Joe Carolan is standing as a Socialist candidate for the Mt Albert by election, standing on a platform of rent controls, an empty house tax, and the building of 100,000 new healthy state homes. People Before Profit - #SocialistNZ

Wednesday, January 04, 2017

Its Official. The "Mad Butchers'" gone Mad!




From working class roots in Wellington. He left school at 15 in 1959.His first job was a newspaper "boy" and then he scored an apprenticeship to become a "Butcher" in Seatoun.

He opened his first Butcher shop in the working class suburb of Mangere. He got his name from a guy in the local pub who called him “the fucking Mad butcher” and the legend was born.


How the fuck can someone with working-class roots turn into such a c%$t! (Pardoned me).
Well, I suppose it has taken him 72 years to get to this point and a few million dollars has probably helped?


This incident involving a young wahine out with her whanau on Waiheke island over the new year’s period seems to have captured attention on Social Media and LSM, with the exception of Mihi Forbes who broke this story on RNZ hours before LSM did last night.

Within a few short hours of the young woman’s Facebook post of a short video release. The Herald & TVNZ rushed to the “White Ole Rich Pricks” defense and gave him National coverage to tell his version of what happened! Oh! He says, “it was a misunderstanding. “She misinterpreted what I really meant?" Obviously? “It was just a bit of Banter?” Oh and the drinking shit too thrown in for good measure! WTF!
His PR spin doctors must have been a bit pissed too!

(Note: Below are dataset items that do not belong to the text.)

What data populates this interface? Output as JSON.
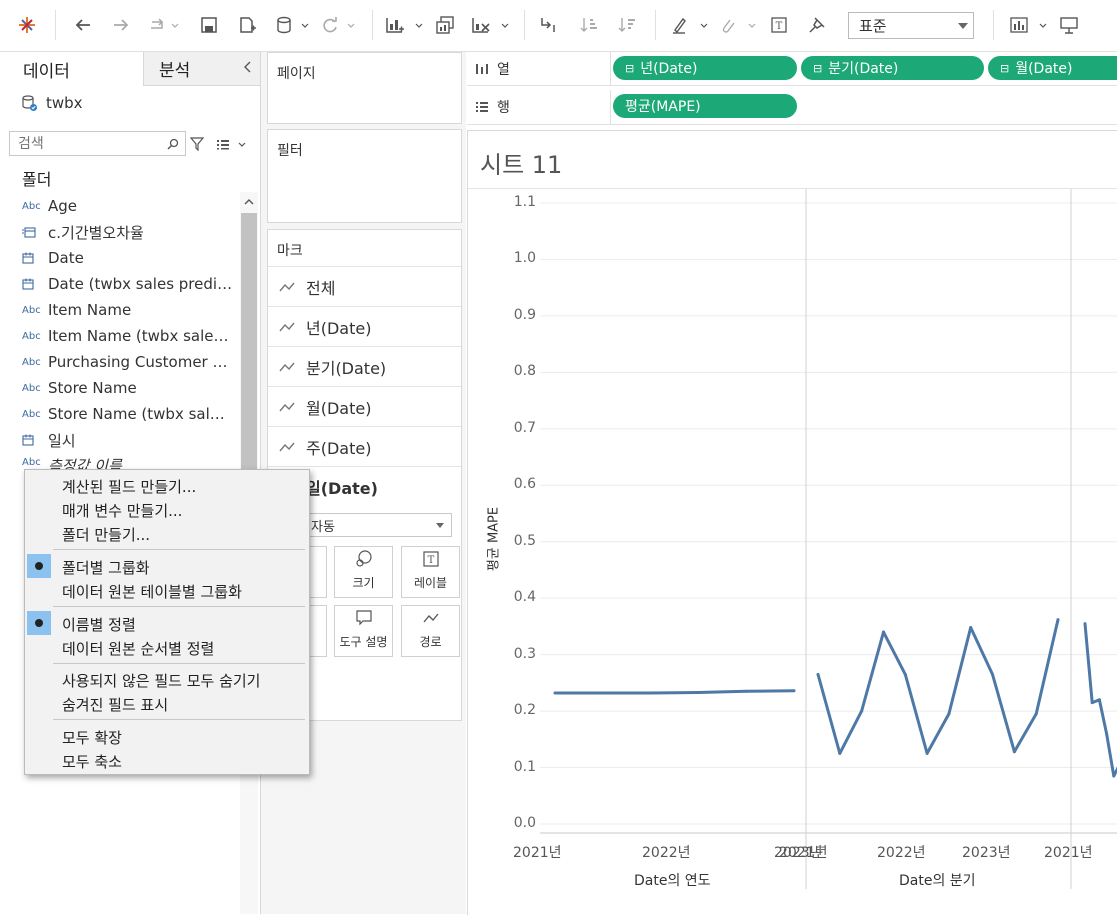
{
  "toolbar": {
    "icons": [
      "tableau-logo-icon",
      "undo-icon",
      "redo-icon",
      "replay-icon",
      "save-icon",
      "new-datasource-icon",
      "datasource-icon",
      "refresh-icon",
      "new-worksheet-icon",
      "duplicate-icon",
      "clear-icon",
      "swap-icon",
      "sort-asc-icon",
      "sort-desc-icon",
      "highlight-icon",
      "group-icon",
      "label-icon",
      "pin-icon",
      "show-me-icon",
      "presentation-icon"
    ],
    "fit_select": "표준"
  },
  "left_pane": {
    "tabs": {
      "data": "데이터",
      "analytics": "분석"
    },
    "datasource": "twbx",
    "search_placeholder": "검색",
    "folder_header": "폴더",
    "fields": [
      {
        "type": "Abc",
        "name": "Age"
      },
      {
        "type": "calc-date",
        "name": "c.기간별오차율"
      },
      {
        "type": "date",
        "name": "Date"
      },
      {
        "type": "date",
        "name": "Date (twbx sales predict ..."
      },
      {
        "type": "Abc",
        "name": "Item Name"
      },
      {
        "type": "Abc",
        "name": "Item Name (twbx sales p..."
      },
      {
        "type": "Abc",
        "name": "Purchasing Customer Ge..."
      },
      {
        "type": "Abc",
        "name": "Store Name"
      },
      {
        "type": "Abc",
        "name": "Store Name (twbx sales ..."
      },
      {
        "type": "date",
        "name": "일시"
      },
      {
        "type": "Abc",
        "name": "측정값 이름"
      }
    ]
  },
  "cards": {
    "pages": "페이지",
    "filters": "필터",
    "marks": "마크",
    "mark_rows": [
      "전체",
      "년(Date)",
      "분기(Date)",
      "월(Date)",
      "주(Date)",
      "일(Date)"
    ],
    "mark_type": "자동",
    "mark_buttons": [
      "크기",
      "레이블",
      "도구 설명",
      "경로"
    ]
  },
  "shelves": {
    "columns_label": "열",
    "rows_label": "행",
    "column_pills": [
      "년(Date)",
      "분기(Date)",
      "월(Date)"
    ],
    "row_pills": [
      "평균(MAPE)"
    ]
  },
  "sheet": {
    "title": "시트 11"
  },
  "chart_data": {
    "type": "line",
    "ylabel": "평균 MAPE",
    "ylim": [
      0.0,
      1.1
    ],
    "yticks": [
      "1.1",
      "1.0",
      "0.9",
      "0.8",
      "0.7",
      "0.6",
      "0.5",
      "0.4",
      "0.3",
      "0.2",
      "0.1",
      "0.0"
    ],
    "panes": [
      {
        "xlabel": "Date의 연도",
        "ticks": [
          "2021년",
          "2022년",
          "2023년"
        ],
        "values": [
          0.232,
          0.232,
          0.232,
          0.233,
          0.235,
          0.236
        ]
      },
      {
        "xlabel": "Date의 분기",
        "ticks": [
          "2021년",
          "2022년",
          "2023년"
        ],
        "values": [
          0.265,
          0.125,
          0.2,
          0.34,
          0.265,
          0.125,
          0.195,
          0.348,
          0.265,
          0.128,
          0.195,
          0.362
        ]
      },
      {
        "xlabel": "",
        "ticks": [
          "2021년"
        ],
        "values": [
          0.355,
          0.215,
          0.22,
          0.16,
          0.085,
          0.11
        ]
      }
    ],
    "color": "#4e79a7",
    "grid": true
  },
  "context_menu": {
    "items": [
      {
        "label": "계산된 필드 만들기...",
        "checked": false
      },
      {
        "label": "매개 변수 만들기...",
        "checked": false
      },
      {
        "label": "폴더 만들기...",
        "checked": false
      },
      {
        "label": "폴더별 그룹화",
        "checked": true
      },
      {
        "label": "데이터 원본 테이블별 그룹화",
        "checked": false
      },
      {
        "label": "이름별 정렬",
        "checked": true
      },
      {
        "label": "데이터 원본 순서별 정렬",
        "checked": false
      },
      {
        "label": "사용되지 않은 필드 모두 숨기기",
        "checked": false
      },
      {
        "label": "숨겨진 필드 표시",
        "checked": false
      },
      {
        "label": "모두 확장",
        "checked": false
      },
      {
        "label": "모두 축소",
        "checked": false
      }
    ]
  }
}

What part of "Waiheke is a white man's Island and she should not be there” is to be misunderstood or misinterpreted as anything other than institutionalised, indoctrinated white man’s racism?
To make things much worse and is concerning is the speed of LSM coming out in support of him and delivering his Lame-Arse excuse in National Media.

As a descendant of Paoa-Hura from Waiheke I’d like to correct the ole prick. It’s not a “white man’s island.” Much of Waiheke has been bought up by “Rich White Men” that part is true. For holiday homes and/or to make mega-bucks by speculating in the housing bubble.

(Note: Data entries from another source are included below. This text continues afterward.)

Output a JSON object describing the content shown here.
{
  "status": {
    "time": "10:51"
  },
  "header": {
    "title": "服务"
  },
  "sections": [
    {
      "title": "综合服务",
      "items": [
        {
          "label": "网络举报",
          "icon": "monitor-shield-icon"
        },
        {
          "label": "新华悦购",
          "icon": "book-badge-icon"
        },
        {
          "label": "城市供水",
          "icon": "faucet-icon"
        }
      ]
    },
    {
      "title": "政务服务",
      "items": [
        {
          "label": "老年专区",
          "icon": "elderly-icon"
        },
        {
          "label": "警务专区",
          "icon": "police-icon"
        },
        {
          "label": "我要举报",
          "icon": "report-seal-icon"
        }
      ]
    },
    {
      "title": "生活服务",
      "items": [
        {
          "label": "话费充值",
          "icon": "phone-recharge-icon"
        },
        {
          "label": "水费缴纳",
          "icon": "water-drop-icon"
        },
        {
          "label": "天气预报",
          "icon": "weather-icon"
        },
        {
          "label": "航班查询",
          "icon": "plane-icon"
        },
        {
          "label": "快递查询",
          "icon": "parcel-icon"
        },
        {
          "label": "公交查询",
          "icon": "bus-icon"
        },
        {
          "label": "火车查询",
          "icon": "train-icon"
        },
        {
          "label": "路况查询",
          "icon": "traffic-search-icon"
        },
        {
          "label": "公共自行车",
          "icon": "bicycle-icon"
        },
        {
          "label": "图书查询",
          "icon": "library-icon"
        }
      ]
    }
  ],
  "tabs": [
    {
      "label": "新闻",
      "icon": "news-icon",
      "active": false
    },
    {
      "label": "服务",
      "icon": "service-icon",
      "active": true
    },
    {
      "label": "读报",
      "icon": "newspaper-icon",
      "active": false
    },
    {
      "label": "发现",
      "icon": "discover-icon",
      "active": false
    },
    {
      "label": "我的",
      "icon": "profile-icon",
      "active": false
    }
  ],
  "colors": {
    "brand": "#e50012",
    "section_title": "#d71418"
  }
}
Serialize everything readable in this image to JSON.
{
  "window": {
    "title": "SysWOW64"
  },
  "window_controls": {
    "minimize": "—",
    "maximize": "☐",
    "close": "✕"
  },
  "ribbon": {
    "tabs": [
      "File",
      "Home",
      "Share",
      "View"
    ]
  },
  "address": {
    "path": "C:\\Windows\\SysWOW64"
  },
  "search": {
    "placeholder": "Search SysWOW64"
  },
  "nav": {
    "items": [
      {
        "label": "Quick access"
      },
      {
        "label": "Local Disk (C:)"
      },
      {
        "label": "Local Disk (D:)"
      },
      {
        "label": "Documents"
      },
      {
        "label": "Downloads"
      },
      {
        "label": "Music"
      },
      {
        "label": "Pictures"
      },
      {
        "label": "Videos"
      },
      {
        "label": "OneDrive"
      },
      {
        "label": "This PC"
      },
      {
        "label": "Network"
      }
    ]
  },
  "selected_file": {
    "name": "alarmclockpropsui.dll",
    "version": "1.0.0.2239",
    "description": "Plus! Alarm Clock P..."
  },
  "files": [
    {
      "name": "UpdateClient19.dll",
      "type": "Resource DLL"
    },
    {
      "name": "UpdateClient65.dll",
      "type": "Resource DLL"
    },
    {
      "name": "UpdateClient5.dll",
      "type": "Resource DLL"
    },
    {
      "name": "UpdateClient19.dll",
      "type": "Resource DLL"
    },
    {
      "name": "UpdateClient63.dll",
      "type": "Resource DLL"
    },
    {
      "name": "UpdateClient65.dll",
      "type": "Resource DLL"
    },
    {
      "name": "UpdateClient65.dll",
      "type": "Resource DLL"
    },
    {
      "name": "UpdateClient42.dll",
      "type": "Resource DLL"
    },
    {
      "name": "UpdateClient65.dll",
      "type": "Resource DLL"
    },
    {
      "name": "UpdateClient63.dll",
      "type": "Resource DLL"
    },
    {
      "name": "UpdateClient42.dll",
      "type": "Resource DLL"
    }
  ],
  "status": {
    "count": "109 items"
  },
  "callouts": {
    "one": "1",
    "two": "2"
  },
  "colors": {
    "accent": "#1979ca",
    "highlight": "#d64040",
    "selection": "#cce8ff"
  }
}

I wonder if he would have said that to Serena Williams the other day when she had visited Waiheke island. You know, if they had bumped into each other? Probably not? He probably would have drooled all over her like a creepy uncle and welcomed her with an impromptu “White Man’s Haka!”

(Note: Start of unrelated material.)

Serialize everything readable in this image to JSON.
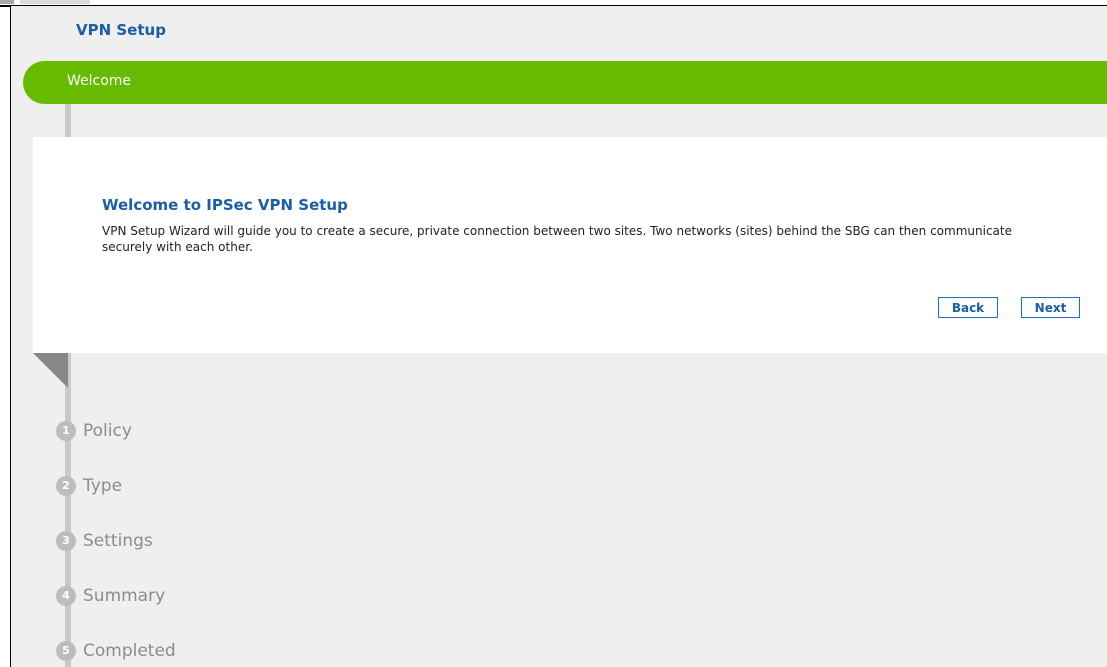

No excuses, no PR spin. He should be sanctioned severely by the Human Rights Commission, the public & national media. But, I won’t be holding my breath. His spin doctors will continue with the lame arse excuses. He’ll probably now, offer sponsorship of some kind to projects or a “Women’s” sports team or individual. Then the nation will put him back up on the mantelpiece of NZ hero’s?

He should lose his title of “Sir”? If not. From this point forward be known as “Sir Dickhead - of White Man’s Island” from the colony in the South Pacific, New Zealand, the Land of the Old White Prick!